Free Presbyterian Church Synod of the United States was an anti-slavery denomination formed of churches that had withdrawn from Old School and New School Presbyterian Churches and that first organized as the Free Synod of Cincinnati in 1847.

The instigator was the Rev. John Rankin, a fervent abolitionist and pastor of a New School Presbyterian Church in Ripley, Ohio, who had unsuccessfully petitioned the General Assembly of his denomination to exclude slaveholders from membership. The Free Presbyterian Church remained small with seven presbyteries, about 72 congregations, and 70 ministers and licentiates, scattered from Pennsylvania to Iowa—though most congregations were in southern Ohio and western Pennsylvania. The church launched a newspaper, the Free Presbyterian in 1850 and Iberia College in 1854. At its peak in the early 1850s, the church had perhaps a thousand to two thousand communicants.
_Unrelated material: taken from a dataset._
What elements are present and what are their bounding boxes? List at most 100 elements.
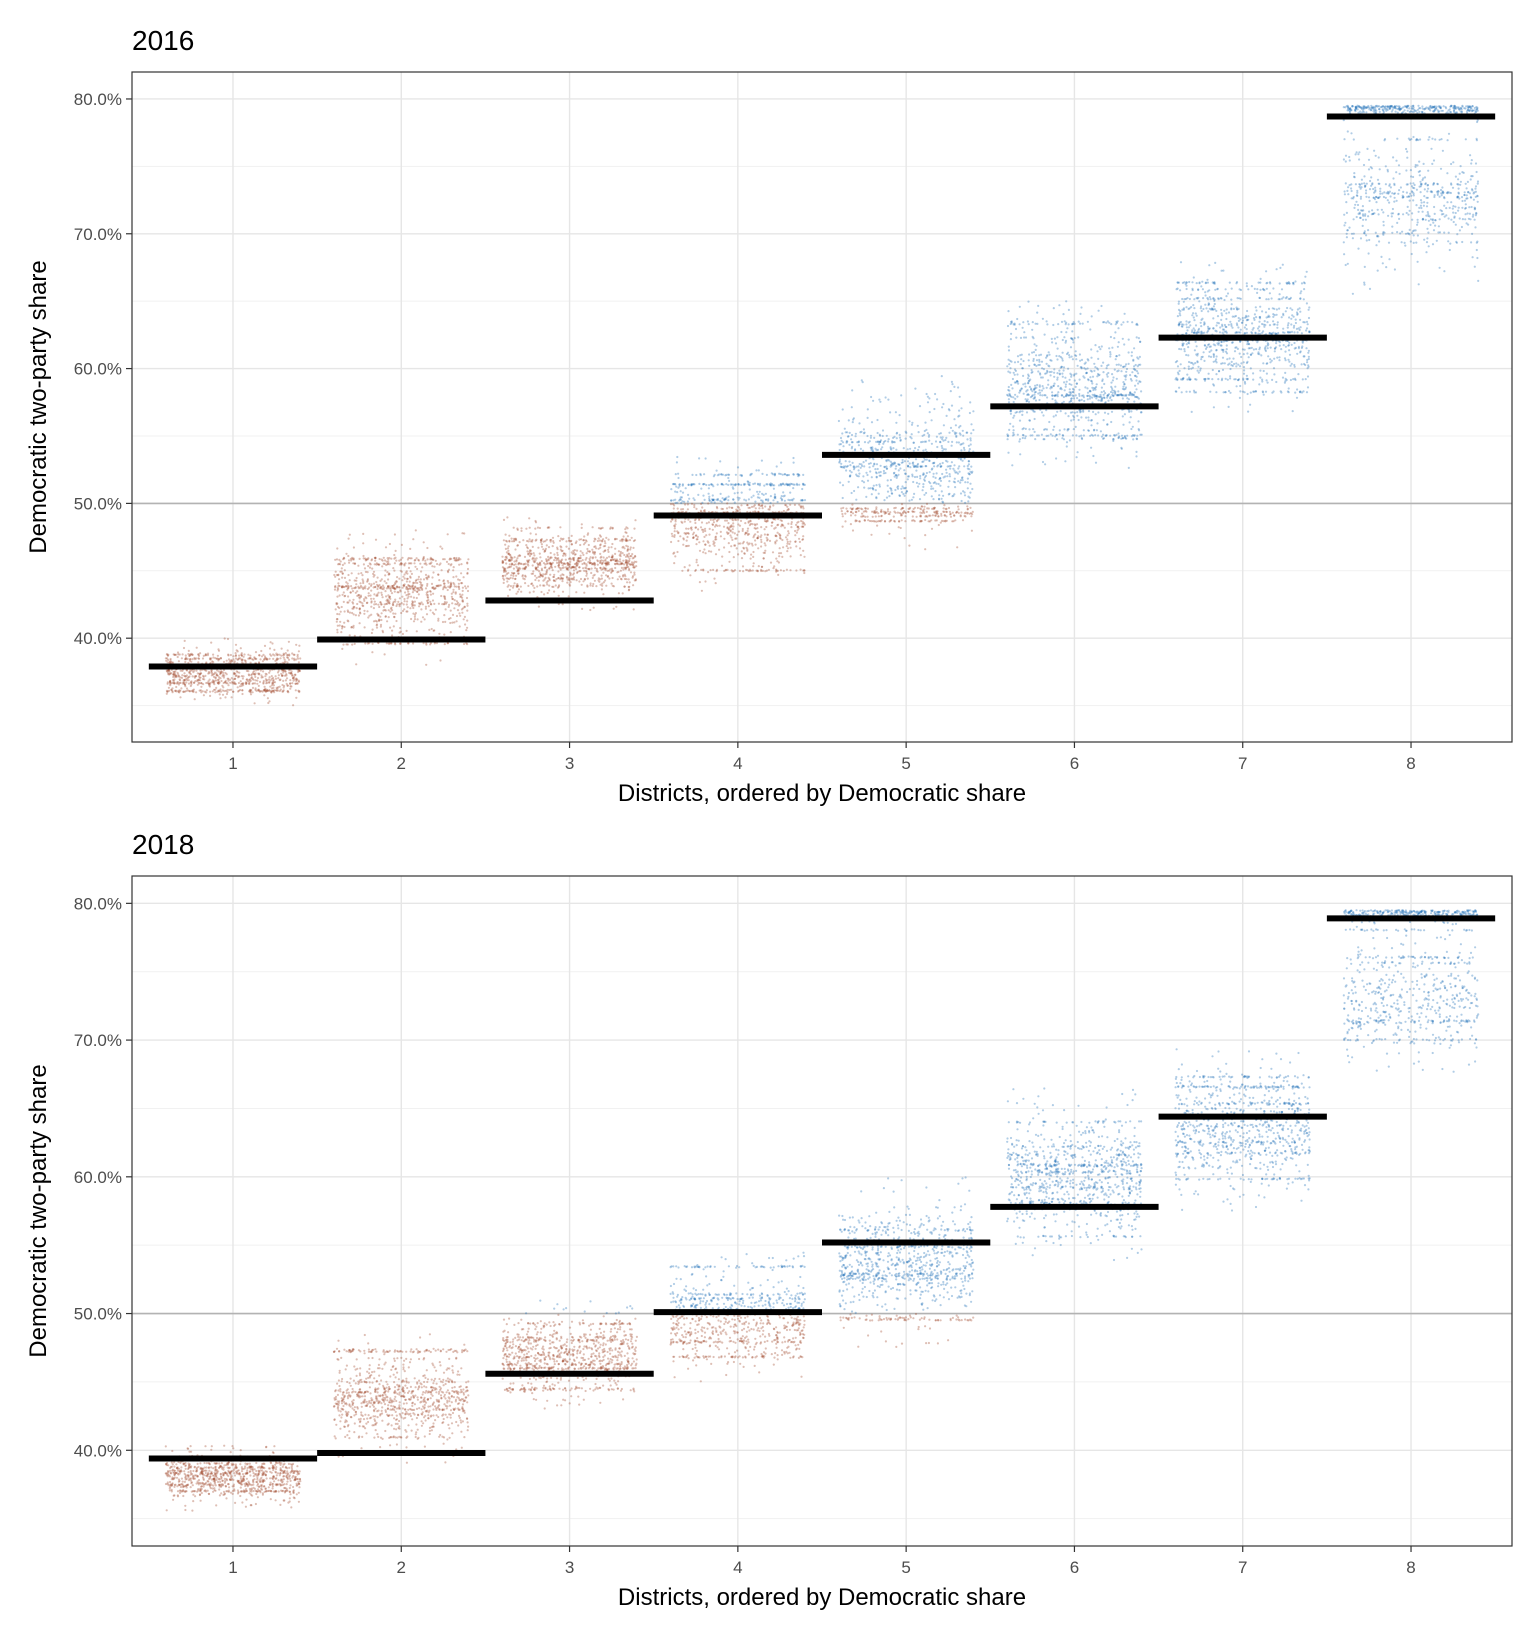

The church never developed a strong organization and in theology remained close to Presbyterian orthodoxy. Rankin had no desire to create his own ecclesiastical empire, and no other strong leaders appeared to solidify the organization. Although the Free Church may have challenged the conscience of the older Presbyterian bodies, it dwindled with the coming of the American Civil War. The synod itself did not meet after 1863, and most of the presbyteries failed to meet after 1865, though some Free Churches may have briefly survived the war.